= Clinical pluralism =

Psychotherapeutical approach

Clinical pluralism is a term used by some psychotherapists to denote an approach to clinical treatment that would seek to remain respectful towards divergences in meaning-making. It can signify both an undertaking to negotiate theoretical difference between clinicians, and an undertaking to negotiate differences of belief occurring within the therapeutic relationship itself. While the notion of clinical pluralism is associated with the practice of psychotherapy, similar issues have been raised within the field of medical ethics (see Medical ethics § Cultural concerns).

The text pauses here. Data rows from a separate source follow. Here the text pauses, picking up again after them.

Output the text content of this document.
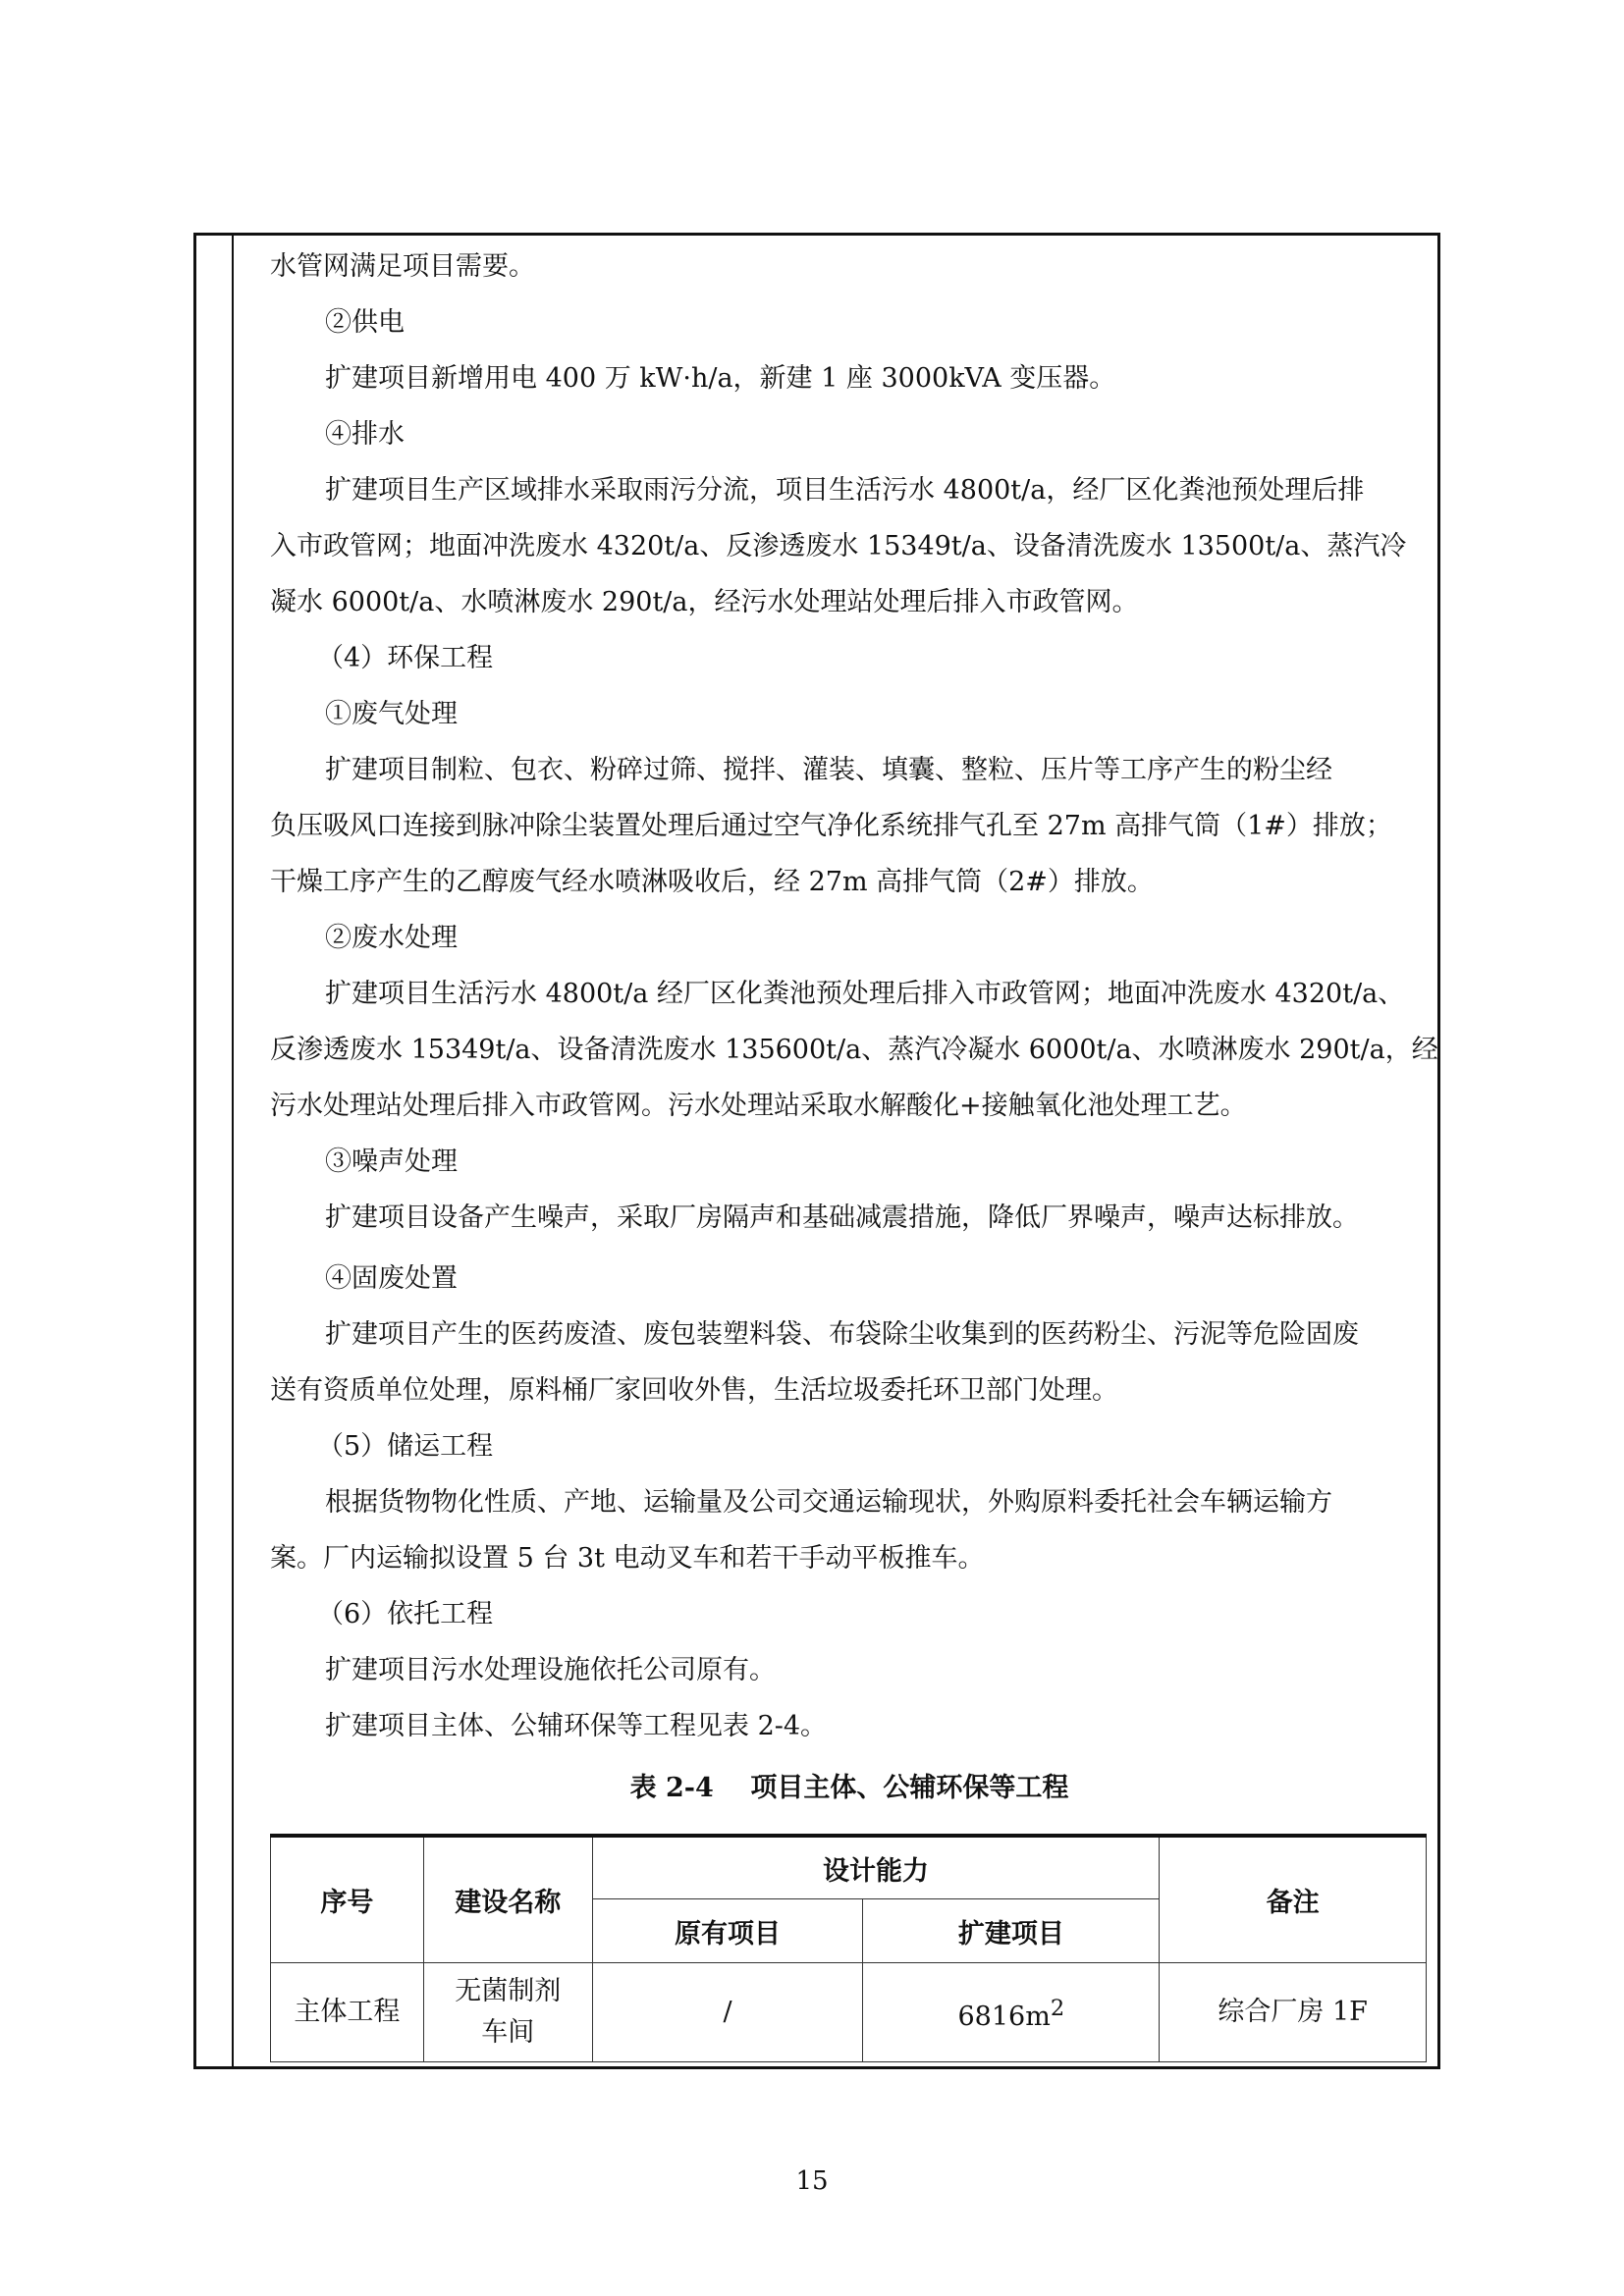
水管网满足项目需要。
②供电
扩建项目新增用电 400 万 kW·h/a，新建 1 座 3000kVA 变压器。
④排水
扩建项目生产区域排水采取雨污分流，项目生活污水 4800t/a，经厂区化粪池预处理后排
入市政管网；地面冲洗废水 4320t/a、反渗透废水 15349t/a、设备清洗废水 13500t/a、蒸汽冷
凝水 6000t/a、水喷淋废水 290t/a，经污水处理站处理后排入市政管网。
（4）环保工程
①废气处理
扩建项目制粒、包衣、粉碎过筛、搅拌、灌装、填囊、整粒、压片等工序产生的粉尘经
负压吸风口连接到脉冲除尘装置处理后通过空气净化系统排气孔至 27m 高排气筒（1#）排放；
干燥工序产生的乙醇废气经水喷淋吸收后，经 27m 高排气筒（2#）排放。
②废水处理
扩建项目生活污水 4800t/a 经厂区化粪池预处理后排入市政管网；地面冲洗废水 4320t/a、
反渗透废水 15349t/a、设备清洗废水 135600t/a、蒸汽冷凝水 6000t/a、水喷淋废水 290t/a，经
污水处理站处理后排入市政管网。污水处理站采取水解酸化+接触氧化池处理工艺。
③噪声处理
扩建项目设备产生噪声，采取厂房隔声和基础减震措施，降低厂界噪声，噪声达标排放。
④固废处置
扩建项目产生的医药废渣、废包装塑料袋、布袋除尘收集到的医药粉尘、污泥等危险固废
送有资质单位处理，原料桶厂家回收外售，生活垃圾委托环卫部门处理。
（5）储运工程
根据货物物化性质、产地、运输量及公司交通运输现状，外购原料委托社会车辆运输方
案。厂内运输拟设置 5 台 3t 电动叉车和若干手动平板推车。
（6）依托工程
扩建项目污水处理设施依托公司原有。
扩建项目主体、公辅环保等工程见表 2-4。
表 2-4    项目主体、公辅环保等工程
序号	建设名称	设计能力		备注
		原有项目	扩建项目	
主体工程	无菌制剂
车间	/	$6816m^2$	综合厂房 1F
15
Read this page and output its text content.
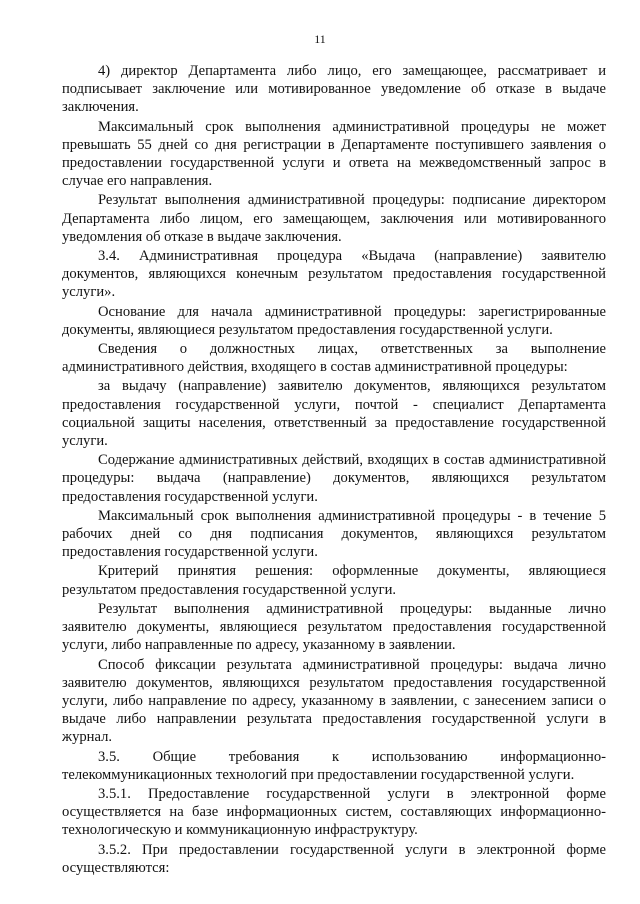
11

4) директор Департамента либо лицо, его замещающее, рассматривает и подписывает заключение или мотивированное уведомление об отказе в выдаче заключения.

Максимальный срок выполнения административной процедуры не может превышать 55 дней со дня регистрации в Департаменте поступившего заявления о предоставлении государственной услуги и ответа на межведомственный запрос в случае его направления.

Результат выполнения административной процедуры: подписание директором Департамента либо лицом, его замещающем, заключения или мотивированного уведомления об отказе в выдаче заключения.

3.4. Административная процедура «Выдача (направление) заявителю документов, являющихся конечным результатом предоставления государственной услуги».

Основание для начала административной процедуры: зарегистрированные документы, являющиеся результатом предоставления государственной услуги.

Сведения о должностных лицах, ответственных за выполнение административного действия, входящего в состав административной процедуры:

за выдачу (направление) заявителю документов, являющихся результатом предоставления государственной услуги, почтой - специалист Департамента социальной защиты населения, ответственный за предоставление государственной услуги.

Содержание административных действий, входящих в состав административной процедуры: выдача (направление) документов, являющихся результатом предоставления государственной услуги.

Максимальный срок выполнения административной процедуры - в течение 5 рабочих дней со дня подписания документов, являющихся результатом предоставления государственной услуги.

Критерий принятия решения: оформленные документы, являющиеся результатом предоставления государственной услуги.

Результат выполнения административной процедуры: выданные лично заявителю документы, являющиеся результатом предоставления государственной услуги, либо направленные по адресу, указанному в заявлении.

Способ фиксации результата административной процедуры: выдача лично заявителю документов, являющихся результатом предоставления государственной услуги, либо направление по адресу, указанному в заявлении, с занесением записи о выдаче либо направлении результата предоставления государственной услуги в журнал.

3.5. Общие требования к использованию информационно-телекоммуникационных технологий при предоставлении государственной услуги.

3.5.1. Предоставление государственной услуги в электронной форме осуществляется на базе информационных систем, составляющих информационно-технологическую и коммуникационную инфраструктуру.

3.5.2. При предоставлении государственной услуги в электронной форме осуществляются:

Clinical pluralism can be applied within a particular approach to psychotherapy, such as psychoanalytic psychotherapy. Modern psychoanalytic training involves not only hours of training sessions but the use of diverse clinical practices. An example of psychoanalytic treatment following clinical pluralism is coparticipant psychoanalysis, which features an individualized treatment but is diverse in the practices employed. This technique holds that all analyses represent unique sets of practices, which depend on the varying characteristics of the personalities that make up the analytic dyad.

Clinical pluralism is also associated with eclectic and integrative psychotherapy, which are distinguished from clinical practice that follows a specific theoretical school with its own therapeutic techniques. These approaches to therapy all maintain that there is no single theory or therapeutic modality that can offer optimum efficacy.